Sex/gender roles feel particularly relevant for a modern audience with Lady Macbeth questioning her husband’s manhood on a couple of occasions as the manipulative motivation for coercing him to do what must be done. And, again, when Macduff is told his entire family have just been murdered and breaks down, he is counselled by Malcolm to face it like a man but he replies, ‘I will but I’ll also feel it as a man’. There is a nice contrast in male gender roles there, highlighted in 1606 by Shakespeare: to kill one must be a man but to cry one must also be a man.
The moral message is clear: what’s done can’t be undone. The unstoppable power-hungry ambition of Macbeth is an obvious lesson from which to learn: don’t listen to weird women in the fog. Or, be careful what you wish for. The clichéd platitudes could roll on forever but that doesn’t diminish the power of Shakespeare’s point: achieving anything at the expense of anyone else can only bring bad things to those that achieved them and the world within which they reside or, worse, that they govern. A message still not heeded today…
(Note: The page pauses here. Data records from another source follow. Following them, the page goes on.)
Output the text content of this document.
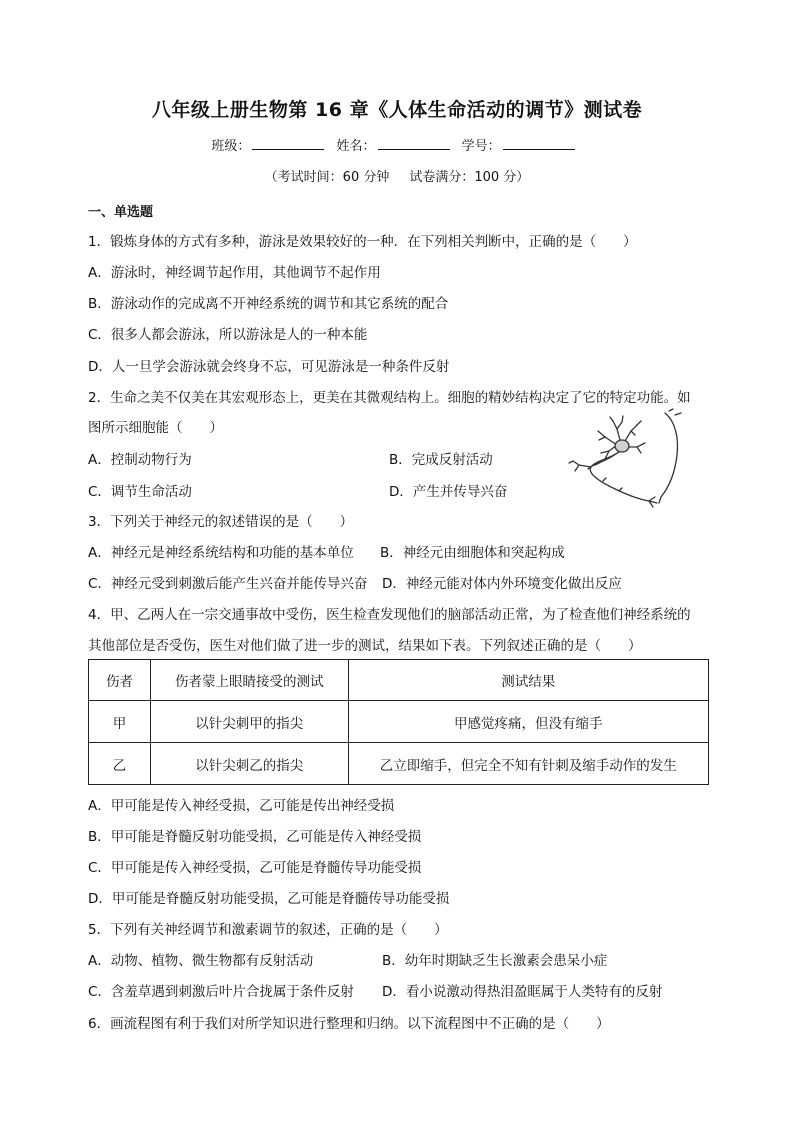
八年级上册生物第 16 章《人体生命活动的调节》测试卷
班级：	姓名：	学号：
（考试时间：60 分钟 试卷满分：100 分）
一、单选题
1．锻炼身体的方式有多种，游泳是效果较好的一种．在下列相关判断中，正确的是（　　）
A．游泳时，神经调节起作用，其他调节不起作用
B．游泳动作的完成离不开神经系统的调节和其它系统的配合
C．很多人都会游泳，所以游泳是人的一种本能
D．人一旦学会游泳就会终身不忘，可见游泳是一种条件反射
2．生命之美不仅美在其宏观形态上，更美在其微观结构上。细胞的精妙结构决定了它的特定功能。如
图所示细胞能（　　）
A．控制动物行为	B．完成反射活动
C．调节生命活动	D．产生并传导兴奋
3．下列关于神经元的叙述错误的是（　　）
A．神经元是神经系统结构和功能的基本单位 B．神经元由细胞体和突起构成
C．神经元受到刺激后能产生兴奋并能传导兴奋 D．神经元能对体内外环境变化做出反应
4．甲、乙两人在一宗交通事故中受伤，医生检查发现他们的脑部活动正常，为了检查他们神经系统的
其他部位是否受伤，医生对他们做了进一步的测试，结果如下表。下列叙述正确的是（　　）
伤者	伤者蒙上眼睛接受的测试	测试结果
甲	以针尖刺甲的指尖	甲感觉疼痛，但没有缩手
乙	以针尖刺乙的指尖	乙立即缩手，但完全不知有针刺及缩手动作的发生
A．甲可能是传入神经受损，乙可能是传出神经受损
B．甲可能是脊髓反射功能受损，乙可能是传入神经受损
C．甲可能是传入神经受损，乙可能是脊髓传导功能受损
D．甲可能是脊髓反射功能受损，乙可能是脊髓传导功能受损
5．下列有关神经调节和激素调节的叙述，正确的是（　　）
A．动物、植物、微生物都有反射活动	B．幼年时期缺乏生长激素会患呆小症
C．含羞草遇到刺激后叶片合拢属于条件反射 D．看小说激动得热泪盈眶属于人类特有的反射
6．画流程图有利于我们对所学知识进行整理和归纳。以下流程图中不正确的是（　　）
A certain theatrical feel has been maintained throughout – perhaps because of the director’s proximity to the Scottish play, which his wife, actress Essie Davis, starred in before he took on the project – with the soliloquies in particular feeling nicely innovative. The infamous, ‘Is this a dagger I see before me’ conjures a vision of a fallen comrade offering Macbeth the weapon that will seal his fate. Likewise, Lady Macbeth encounters an apparition of their dead daughter to focus her attentions on when delivering one of her key speeches. This calls back to an interesting prologue that Kurzel and co. added to the text, that of Macbeth and Lady Macbeth’s daughter’s unexplained funeral at the very outset of the film. Perhaps in an attempt to contextualise their otherwise blindly selfish and greedy machinations; they substitute their grief for insatiable ambition. Power becomes their child, that which they can share and will keep them together.
Sean Harris is a worthy Macduff, silent for the most part but ultimately serving as justice and the closest thing to a hero on offer. Paddy Considine lends pathos and gravitas, as one would expect, to his limited Banquo, Macbeth’s friend and battle-wearied companion, bringing the straw-that-broke-the-camels-back moment for our protagonist’s mental demise into shattered insanity.
Powerful, raw and visually arresting, this is a dark and menacing Macbeth but then what else would you expect from Kurzel (just watch his previous feature Snowtown). The only potential criticism being the constant and unflinching tone but then you just need look at the source material and realise this is a modern imagining of a classic tragic play with integrity and great vision at its heart. Enjoyable it may not be but its message is clear and powerfully realised in such a way to make it still resonant today. An achievement worth considerable praise. Macbeth is reopened, go and visit.